Power Restore Policy

Thu Aug 31 11:49:44 AEST 2017

On Sun, Aug 27, 2017 at 6:49 PM, Andrew Jeffery <andrew at aj.id.au> wrote:
> Hi Andrew,
>
> On Fri, 2017-08-25 at 14:32 -0500, Andrew Geissler wrote:
>> The BMC has the concept of a Power Restore Policy.  It’s defined
>> within https://github.com/openbmc/phosphor-dbus-interfaces/blob/master/xyz/openbmc_project/Control/Power/RestorePolicy.interface.yaml
>>
>> The point of this policy is to define the host boot behavior by the
>> BMC if it is rebooted.  The policies are:
>> o AlwaysOn
>> o AlwaysOff
>> o Restore
>>
>> What complicates things a bit is the scenario where the BMC is
>> rebooted, but the host is booted.  Rule number one in bmc management
>> firmware is don’t mess with the host if it’s up and running.  So
>> basically, if the host is up and running, and the bmc is rebooted, the
>> bmc should do no actions other then to get it’s chassis and host state
>> objects to reflect that of the chassis and host (on and running).
>>
>> If the host is not running, then here’s what the policies mean:
>>
>> o AlwaysOn -> Power on
>> o AlwaysOff -> Leave system in off state
>> o Restore -> Read last requested host state and re-request it
>>
>> OBMC has an application, somewhat misnamed, discover_system_state
>> which enforces the AlwaysOn logic.
>
> Out of curiousity, why do you think it is misnamed? Is it the ambiguity of
> 'system' with respect to BMC vs host? Or something else? Is there a better
> name?
>

discover_system_state implies discovery of a state but what this
application is really doing is applying_system_restore_policy
I may rename some day but not with this set of changes.

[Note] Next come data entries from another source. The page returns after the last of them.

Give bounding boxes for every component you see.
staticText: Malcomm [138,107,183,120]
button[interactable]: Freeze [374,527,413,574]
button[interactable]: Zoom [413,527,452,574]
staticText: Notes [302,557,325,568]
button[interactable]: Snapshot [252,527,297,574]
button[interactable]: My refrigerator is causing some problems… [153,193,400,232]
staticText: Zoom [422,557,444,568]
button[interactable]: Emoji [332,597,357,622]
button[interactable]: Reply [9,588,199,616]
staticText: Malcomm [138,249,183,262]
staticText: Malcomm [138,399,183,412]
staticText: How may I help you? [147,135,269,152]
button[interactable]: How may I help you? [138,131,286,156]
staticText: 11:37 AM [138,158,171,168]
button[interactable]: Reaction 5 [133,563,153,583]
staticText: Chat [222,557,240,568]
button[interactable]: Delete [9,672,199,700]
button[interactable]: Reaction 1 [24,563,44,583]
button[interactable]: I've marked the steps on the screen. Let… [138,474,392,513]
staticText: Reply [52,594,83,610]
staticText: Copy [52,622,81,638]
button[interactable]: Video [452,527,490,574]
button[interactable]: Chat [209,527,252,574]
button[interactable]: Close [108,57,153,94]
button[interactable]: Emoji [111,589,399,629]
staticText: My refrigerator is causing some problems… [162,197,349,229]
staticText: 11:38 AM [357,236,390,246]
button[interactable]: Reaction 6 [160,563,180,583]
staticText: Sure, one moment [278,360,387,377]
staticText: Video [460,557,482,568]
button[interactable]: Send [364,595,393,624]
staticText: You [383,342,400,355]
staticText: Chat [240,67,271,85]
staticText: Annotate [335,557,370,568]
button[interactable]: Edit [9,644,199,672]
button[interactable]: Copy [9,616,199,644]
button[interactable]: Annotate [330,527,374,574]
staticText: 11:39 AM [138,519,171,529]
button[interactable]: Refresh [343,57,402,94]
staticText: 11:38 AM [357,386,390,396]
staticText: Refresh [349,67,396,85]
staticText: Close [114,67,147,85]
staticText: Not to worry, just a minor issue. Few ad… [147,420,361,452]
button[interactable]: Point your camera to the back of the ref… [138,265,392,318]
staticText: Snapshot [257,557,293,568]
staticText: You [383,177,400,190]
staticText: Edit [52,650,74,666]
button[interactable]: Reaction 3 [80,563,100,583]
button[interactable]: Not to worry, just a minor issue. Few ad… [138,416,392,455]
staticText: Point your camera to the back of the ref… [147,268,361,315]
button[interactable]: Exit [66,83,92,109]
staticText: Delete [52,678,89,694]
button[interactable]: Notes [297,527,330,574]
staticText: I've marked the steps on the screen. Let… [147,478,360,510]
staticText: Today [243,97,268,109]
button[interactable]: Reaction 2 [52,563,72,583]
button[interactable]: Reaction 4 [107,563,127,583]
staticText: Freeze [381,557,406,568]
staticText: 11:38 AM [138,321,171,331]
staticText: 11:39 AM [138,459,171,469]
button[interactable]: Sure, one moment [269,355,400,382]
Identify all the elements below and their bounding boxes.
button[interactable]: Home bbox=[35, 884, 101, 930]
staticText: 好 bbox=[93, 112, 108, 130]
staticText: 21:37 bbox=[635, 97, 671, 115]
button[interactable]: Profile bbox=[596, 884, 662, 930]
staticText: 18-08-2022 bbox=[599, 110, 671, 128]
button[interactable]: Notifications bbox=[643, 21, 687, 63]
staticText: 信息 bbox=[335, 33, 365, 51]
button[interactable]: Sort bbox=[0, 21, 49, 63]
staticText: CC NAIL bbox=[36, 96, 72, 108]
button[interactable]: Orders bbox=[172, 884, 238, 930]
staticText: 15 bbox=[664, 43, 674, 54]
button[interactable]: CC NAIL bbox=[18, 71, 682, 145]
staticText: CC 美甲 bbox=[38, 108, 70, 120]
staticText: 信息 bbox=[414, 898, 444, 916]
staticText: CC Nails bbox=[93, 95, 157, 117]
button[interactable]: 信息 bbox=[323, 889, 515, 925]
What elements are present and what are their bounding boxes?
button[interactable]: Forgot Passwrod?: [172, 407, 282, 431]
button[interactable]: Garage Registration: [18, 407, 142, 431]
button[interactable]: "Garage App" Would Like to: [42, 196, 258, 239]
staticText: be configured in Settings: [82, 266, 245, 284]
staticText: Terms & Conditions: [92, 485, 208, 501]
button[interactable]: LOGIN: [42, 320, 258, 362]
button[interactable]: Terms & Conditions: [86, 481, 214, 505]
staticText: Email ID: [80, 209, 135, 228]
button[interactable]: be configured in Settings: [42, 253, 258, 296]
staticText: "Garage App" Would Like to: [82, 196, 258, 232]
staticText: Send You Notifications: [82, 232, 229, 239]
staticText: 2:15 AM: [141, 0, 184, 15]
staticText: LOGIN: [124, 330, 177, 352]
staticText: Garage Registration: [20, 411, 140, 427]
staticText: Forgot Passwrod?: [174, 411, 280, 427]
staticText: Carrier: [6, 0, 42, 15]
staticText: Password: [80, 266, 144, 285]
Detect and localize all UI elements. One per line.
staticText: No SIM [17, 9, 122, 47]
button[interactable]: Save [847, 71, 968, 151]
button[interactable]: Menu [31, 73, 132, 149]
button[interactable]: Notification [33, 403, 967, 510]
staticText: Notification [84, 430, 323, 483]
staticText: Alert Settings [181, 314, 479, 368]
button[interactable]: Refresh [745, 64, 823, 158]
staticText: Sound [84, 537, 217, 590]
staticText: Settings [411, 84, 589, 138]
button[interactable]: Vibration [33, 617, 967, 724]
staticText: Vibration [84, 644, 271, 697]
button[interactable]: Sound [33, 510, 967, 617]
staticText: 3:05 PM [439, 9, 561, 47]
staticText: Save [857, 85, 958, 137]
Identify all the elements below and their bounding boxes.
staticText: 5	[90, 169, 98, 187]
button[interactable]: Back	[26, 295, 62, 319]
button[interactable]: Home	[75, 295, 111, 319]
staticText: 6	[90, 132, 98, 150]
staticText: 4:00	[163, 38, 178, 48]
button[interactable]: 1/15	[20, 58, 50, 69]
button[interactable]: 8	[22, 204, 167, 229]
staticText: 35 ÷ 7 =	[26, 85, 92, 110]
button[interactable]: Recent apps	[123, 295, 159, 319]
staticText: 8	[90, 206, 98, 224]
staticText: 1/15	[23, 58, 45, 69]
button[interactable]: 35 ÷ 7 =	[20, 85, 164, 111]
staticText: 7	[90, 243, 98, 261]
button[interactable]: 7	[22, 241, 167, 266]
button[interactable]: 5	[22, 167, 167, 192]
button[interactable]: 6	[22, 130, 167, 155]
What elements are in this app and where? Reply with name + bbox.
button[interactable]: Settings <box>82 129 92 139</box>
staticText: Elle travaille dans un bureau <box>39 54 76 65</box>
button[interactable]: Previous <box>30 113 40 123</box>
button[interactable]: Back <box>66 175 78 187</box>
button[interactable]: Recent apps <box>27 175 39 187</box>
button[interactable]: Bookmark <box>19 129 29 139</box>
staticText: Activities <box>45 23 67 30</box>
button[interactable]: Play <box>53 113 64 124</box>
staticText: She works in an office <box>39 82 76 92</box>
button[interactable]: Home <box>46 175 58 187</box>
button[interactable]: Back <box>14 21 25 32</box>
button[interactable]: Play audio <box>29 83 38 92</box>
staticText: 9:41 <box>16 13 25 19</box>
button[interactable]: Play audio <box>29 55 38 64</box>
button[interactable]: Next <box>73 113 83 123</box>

>> The Restore logic was put into
>> phosphor-host-state-manager but I don’t believe this is the correct
>> place for it.
>
> Naive question as I'm not intimately familiar with the details: why not (on
> reflection, this is probably answered below)?
>
>> It does it when it reads it’s
>
> Mate.
>
> Can you rephrase that for clarity?

The host-state application currently reads the last requested state
from the BMC filesystem and then blindly tries to enforce that state.
The main goal I'm going for here is to take that enforcement out of
host-state and put it in discover_state so this "what do I do after a
bmc reboot" logic is all in one place.

>
>> persisted value for the
>> last requested state when it starts.  I’d like to move the Restore
>> logic in with the discover_system_state application.
>>
>> The reasons are the following:
>> o discover_system_state’s service can easily be configured to not run
>> when the host is already running
>
> Is this also part of your suggestion to rename the service? Because to me, from
> the name, it seems crucial to run it precisely because we want to know the
> system's (host's) state. But it seems we know the state before running the
> service? What does the actual discovery?
>

The application rename would be good, but not something I'm looking to
tackle here.  The discovery of the system state (i.e. is the host up)
is actually done within the chassis and host reset targets.  That
drives the discovery of pgood and host status and sets up the
host-state applications appropriately.

>> o phosphor-host-state-manager has to be started always and early, so
>> that it can monitor for any state change requests (like in the case
>> where the bmc is rebooted while the host is still up).
>
> This isn't a state change for the host though, if it remains up?
>
> I guess the idea is to start phosphor-host-state-manager seeded with the
> discovered state, and then let a service (started after
> phosphor-host-state-manager) poke phosphor-host-state-manager to enforce the
> policy?
>

Yep!  Except phosphor-host-state-manager initially just uses the value
written to the BMC filesystem (it does no real discovery).  The
discover_state service will then enforce the policy.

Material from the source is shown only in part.